As Judge Wynn explained, however, the Court has rejected such “unbounded delegation” arguments with respect to other provisions of the same 1952 Act, even though the plain language of those provisions appeared to afford the Executive even more unconstrained discretion than section 1182(f) does:

For example, in United States v. Witkovich, 353 U.S. 194 (1957), the Supreme Court interpreted Section 242(d)(3) of the Immigration and Nationality Act of 1952, which provided that the Attorney General could require any alien subject to a final order of deportation that had been outstanding for more than six months “to give information under oath as to his nationality, circumstances, habits, associations, and activities, and such other information, whether or not related to the foregoing, as the Attorney General may deem fit and proper.” 353 U.S. at 195 (quoting 8 U.S.C. § 1252(d)(3) (1952)). The Government asserted that the plain language of the provision afforded the Attorney General near unfettered discretion to demand information from such aliens. Id. at 198. Although the Supreme Court acknowledged that “[t]he language of [Section] 242(d)(3), if read in isolation and literally, appears to confer upon the Attorney General unbounded authority to require whatever information he deems desirable of [such] aliens,” the Supreme Court limited the Attorney General’s authority under Section 242(d)(3) to “questions reasonably calculated to keep the Attorney General advised regarding the continued availability for departure of aliens whose deportation is overdue.” Id. at 199, 202. . . .

The Supreme Court also applied the delegation of authority canon in Kent v. Dulles, 357 U.S. 116 (1958). There, the Supreme Court was asked to construe a statute providing that “[t]he Secretary of State may grant and issue passports . . . under such rules as the President shall designate and prescribe for and on behalf of the United States.” 357 U.S. at 123 (internal quotation marks omitted) (quoting 22 U.S.C. § 211a (1952)). Pursuant to that authority, the executive branch promulgated a regulation authorizing the Secretary of State to demand an affidavit from any passport applicant averring whether the applicant had ever been a Communist and barring issuance of passports to Communists. Id. at 118 & n.2. Under that regulation, the Department of State denied a passport to an applicant on grounds he refused to submit such an affidavit. Id. at 118–19. Thereafter, the applicant sought a declaratory judgment that the regulation was unconstitutional. Id. at 119. Despite the breadth of the plain language of the delegating statute, the Supreme Court “hesitate[d] to impute to Congress . . . a purpose to give [the Secretary of State] unbridled discretion to grant or withhold a passport from a citizen for any substantive reason he may choose.” Id. at 128. Emphasizing (1) that the authority to deny a passport necessarily involved the power to infringe on the fundamental right to travel and (2) that the statutory delegation provision’s “broad generalized” terms were devoid of any “explicit” indication Congress had intended to “give[] the Secretary authority to withhold passports to citizens because of their beliefs or associations,” the Supreme Court refused “to find in this broad generalized power an authority to trench so heavily on the rights of the citizen.” Id. at 129–30.

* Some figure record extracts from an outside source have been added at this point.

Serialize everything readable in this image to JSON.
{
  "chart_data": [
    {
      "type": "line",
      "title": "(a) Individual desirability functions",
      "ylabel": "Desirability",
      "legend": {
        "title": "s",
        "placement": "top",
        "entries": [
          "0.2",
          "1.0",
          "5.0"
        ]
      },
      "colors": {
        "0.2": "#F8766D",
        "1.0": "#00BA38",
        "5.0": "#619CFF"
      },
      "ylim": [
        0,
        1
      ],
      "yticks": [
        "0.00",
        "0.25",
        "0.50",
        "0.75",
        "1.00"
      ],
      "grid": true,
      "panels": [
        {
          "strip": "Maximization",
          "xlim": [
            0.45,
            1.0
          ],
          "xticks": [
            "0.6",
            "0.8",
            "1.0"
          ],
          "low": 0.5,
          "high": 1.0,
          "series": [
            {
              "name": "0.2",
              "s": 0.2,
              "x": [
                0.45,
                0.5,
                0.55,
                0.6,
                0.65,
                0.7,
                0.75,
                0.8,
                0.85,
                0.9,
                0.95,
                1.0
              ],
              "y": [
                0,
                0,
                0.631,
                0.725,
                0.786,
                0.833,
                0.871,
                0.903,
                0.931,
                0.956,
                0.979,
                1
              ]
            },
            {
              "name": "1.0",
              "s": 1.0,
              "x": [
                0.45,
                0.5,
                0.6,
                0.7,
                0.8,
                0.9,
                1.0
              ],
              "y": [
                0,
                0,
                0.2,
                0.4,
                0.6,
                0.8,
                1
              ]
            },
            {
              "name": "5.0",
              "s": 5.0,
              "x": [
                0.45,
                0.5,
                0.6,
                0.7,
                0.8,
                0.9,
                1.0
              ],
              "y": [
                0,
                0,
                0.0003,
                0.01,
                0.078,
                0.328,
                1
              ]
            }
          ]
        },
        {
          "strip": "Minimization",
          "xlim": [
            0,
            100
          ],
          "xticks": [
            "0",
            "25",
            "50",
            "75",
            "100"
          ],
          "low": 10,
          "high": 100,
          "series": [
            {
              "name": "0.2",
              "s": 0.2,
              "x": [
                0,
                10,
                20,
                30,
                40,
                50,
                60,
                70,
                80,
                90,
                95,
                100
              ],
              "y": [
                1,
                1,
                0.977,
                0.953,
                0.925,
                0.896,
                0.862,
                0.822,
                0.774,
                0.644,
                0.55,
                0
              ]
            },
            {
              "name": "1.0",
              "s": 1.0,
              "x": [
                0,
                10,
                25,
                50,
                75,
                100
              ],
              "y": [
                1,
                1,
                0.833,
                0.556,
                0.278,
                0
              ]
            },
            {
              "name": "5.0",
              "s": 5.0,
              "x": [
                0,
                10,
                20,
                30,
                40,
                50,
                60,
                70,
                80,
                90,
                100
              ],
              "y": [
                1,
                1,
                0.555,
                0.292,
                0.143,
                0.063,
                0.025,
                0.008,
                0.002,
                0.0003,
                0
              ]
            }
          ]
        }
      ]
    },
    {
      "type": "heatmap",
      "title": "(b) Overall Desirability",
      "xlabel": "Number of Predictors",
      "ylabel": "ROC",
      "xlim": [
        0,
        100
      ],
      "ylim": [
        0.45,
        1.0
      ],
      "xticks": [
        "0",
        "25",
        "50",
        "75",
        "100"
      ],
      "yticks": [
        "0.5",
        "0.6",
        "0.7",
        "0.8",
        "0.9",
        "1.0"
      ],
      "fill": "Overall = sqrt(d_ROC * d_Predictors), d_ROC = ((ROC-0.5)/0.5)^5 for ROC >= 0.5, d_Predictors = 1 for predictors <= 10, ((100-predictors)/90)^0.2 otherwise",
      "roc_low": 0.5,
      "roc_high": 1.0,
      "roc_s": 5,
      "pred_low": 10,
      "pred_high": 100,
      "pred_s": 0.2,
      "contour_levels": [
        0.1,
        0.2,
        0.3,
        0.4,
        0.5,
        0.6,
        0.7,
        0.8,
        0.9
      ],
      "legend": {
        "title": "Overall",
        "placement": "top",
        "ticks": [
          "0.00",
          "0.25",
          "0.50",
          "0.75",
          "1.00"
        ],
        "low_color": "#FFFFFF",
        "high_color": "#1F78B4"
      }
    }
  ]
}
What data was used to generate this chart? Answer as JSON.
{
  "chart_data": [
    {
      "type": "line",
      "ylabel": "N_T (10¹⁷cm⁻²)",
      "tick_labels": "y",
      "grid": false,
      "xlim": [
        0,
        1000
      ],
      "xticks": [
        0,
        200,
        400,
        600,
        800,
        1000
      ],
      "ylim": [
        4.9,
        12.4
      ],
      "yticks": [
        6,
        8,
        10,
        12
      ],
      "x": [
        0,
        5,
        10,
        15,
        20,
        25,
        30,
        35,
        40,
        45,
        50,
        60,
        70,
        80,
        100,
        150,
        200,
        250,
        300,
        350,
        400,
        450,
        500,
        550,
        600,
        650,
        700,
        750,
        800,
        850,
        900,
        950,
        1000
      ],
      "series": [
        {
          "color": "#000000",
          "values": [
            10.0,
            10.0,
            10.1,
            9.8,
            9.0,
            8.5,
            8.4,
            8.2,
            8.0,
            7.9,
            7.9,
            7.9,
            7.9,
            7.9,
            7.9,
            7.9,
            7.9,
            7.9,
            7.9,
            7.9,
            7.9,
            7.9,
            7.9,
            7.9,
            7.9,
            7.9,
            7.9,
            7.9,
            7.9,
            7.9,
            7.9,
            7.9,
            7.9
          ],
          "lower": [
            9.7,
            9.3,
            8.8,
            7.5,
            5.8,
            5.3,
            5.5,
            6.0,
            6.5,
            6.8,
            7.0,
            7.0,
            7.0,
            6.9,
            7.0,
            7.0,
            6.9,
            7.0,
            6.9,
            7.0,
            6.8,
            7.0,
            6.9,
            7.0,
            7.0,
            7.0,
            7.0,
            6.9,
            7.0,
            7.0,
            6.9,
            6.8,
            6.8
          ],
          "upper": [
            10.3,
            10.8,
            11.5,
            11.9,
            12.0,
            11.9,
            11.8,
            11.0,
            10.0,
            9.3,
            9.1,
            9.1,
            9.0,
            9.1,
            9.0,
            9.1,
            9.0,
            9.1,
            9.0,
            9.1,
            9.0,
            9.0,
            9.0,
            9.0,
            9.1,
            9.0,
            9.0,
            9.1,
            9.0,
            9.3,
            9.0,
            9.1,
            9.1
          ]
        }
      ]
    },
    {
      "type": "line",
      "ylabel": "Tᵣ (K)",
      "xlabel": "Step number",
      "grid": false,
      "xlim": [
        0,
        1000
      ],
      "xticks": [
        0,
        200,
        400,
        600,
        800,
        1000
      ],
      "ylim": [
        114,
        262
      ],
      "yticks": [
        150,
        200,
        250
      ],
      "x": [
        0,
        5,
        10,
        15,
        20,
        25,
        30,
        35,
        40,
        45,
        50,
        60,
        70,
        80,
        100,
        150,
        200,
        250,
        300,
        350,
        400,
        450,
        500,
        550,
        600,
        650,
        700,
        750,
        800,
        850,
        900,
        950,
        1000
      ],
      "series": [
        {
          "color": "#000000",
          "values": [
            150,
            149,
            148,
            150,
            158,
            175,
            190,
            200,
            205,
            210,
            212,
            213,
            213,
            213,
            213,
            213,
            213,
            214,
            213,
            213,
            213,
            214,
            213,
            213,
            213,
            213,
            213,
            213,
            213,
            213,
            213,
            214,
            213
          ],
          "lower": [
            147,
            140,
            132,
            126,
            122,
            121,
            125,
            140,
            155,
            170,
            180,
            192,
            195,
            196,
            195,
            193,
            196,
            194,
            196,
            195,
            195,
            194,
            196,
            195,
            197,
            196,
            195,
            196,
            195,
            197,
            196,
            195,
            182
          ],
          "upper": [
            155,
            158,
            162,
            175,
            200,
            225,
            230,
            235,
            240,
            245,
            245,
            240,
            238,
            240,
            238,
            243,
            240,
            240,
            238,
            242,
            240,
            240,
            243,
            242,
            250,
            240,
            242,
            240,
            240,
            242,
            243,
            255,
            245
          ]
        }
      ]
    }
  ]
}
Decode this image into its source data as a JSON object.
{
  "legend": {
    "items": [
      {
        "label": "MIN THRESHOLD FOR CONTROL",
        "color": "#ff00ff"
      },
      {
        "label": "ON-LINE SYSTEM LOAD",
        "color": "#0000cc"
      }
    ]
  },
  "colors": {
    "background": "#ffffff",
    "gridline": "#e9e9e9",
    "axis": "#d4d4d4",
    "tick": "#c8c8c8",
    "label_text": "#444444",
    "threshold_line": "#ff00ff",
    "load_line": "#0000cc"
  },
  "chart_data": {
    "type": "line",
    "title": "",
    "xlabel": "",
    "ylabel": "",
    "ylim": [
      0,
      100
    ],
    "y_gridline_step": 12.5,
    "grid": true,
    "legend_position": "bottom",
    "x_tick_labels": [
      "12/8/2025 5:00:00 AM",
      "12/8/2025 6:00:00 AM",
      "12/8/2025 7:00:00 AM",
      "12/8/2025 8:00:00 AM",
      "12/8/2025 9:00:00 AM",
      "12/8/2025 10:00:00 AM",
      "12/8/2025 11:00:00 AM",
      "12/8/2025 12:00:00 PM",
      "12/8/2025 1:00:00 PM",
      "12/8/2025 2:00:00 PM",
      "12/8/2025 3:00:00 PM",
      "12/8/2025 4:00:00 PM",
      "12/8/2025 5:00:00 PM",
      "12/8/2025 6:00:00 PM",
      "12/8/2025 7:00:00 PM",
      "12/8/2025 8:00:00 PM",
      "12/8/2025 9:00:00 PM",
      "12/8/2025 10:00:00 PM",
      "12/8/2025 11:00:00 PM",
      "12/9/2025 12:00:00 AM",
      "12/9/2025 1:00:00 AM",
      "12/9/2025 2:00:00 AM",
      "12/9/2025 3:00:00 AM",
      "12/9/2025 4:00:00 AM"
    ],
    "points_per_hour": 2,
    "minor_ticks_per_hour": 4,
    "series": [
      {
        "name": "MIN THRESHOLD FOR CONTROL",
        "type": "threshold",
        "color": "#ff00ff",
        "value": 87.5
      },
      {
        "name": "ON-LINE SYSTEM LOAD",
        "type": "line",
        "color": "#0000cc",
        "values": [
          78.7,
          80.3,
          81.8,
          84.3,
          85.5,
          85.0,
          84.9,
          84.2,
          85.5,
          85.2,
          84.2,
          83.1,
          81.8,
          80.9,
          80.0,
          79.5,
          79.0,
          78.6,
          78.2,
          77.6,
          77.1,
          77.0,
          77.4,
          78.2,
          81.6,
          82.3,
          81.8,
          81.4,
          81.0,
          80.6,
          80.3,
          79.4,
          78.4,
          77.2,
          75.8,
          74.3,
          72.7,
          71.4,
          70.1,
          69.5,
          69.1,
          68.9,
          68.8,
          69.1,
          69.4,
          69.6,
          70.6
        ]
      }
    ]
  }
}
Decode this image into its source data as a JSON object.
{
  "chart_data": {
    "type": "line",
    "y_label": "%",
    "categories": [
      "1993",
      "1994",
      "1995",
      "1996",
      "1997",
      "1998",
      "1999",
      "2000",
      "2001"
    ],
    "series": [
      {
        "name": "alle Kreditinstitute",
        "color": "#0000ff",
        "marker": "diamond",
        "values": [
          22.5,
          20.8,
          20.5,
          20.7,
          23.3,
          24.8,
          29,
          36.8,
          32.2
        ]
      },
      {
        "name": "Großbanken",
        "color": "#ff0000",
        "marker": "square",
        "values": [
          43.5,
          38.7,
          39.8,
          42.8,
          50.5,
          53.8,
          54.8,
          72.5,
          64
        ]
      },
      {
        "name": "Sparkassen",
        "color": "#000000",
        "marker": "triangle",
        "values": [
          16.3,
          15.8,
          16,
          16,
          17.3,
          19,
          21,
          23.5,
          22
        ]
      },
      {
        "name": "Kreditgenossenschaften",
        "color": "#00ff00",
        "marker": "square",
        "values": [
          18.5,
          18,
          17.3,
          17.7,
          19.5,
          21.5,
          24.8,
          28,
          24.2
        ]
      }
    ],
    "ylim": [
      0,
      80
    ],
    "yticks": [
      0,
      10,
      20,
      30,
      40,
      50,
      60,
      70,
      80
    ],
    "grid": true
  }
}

Finally, the Acting SG suggests that even if the judiciary has some appropriate role in assessing presidential findings under 1182(f), “[t]he President’s ‘[p]redictive judgment[s]’ warrant the utmost deference” (quoting Department of the Navy v. Egan (1988)). “Especially ‘when it comes to collecting evidence and drawing factual inferences’ in the national-security context,” the brief argues, “‘the lack of competence on the part of the courts is marked, and respect for the Government’s conclusions is appropriate’” (quoting Holder v. HLP (2010)).

Suffice it to say that this is probably not the most propitious case for the Solicitor General to be making a paean to the President’s “[p]redictive judgment[s],” and the “factual inferences” that he has drawn from “collect[ed] evidence.”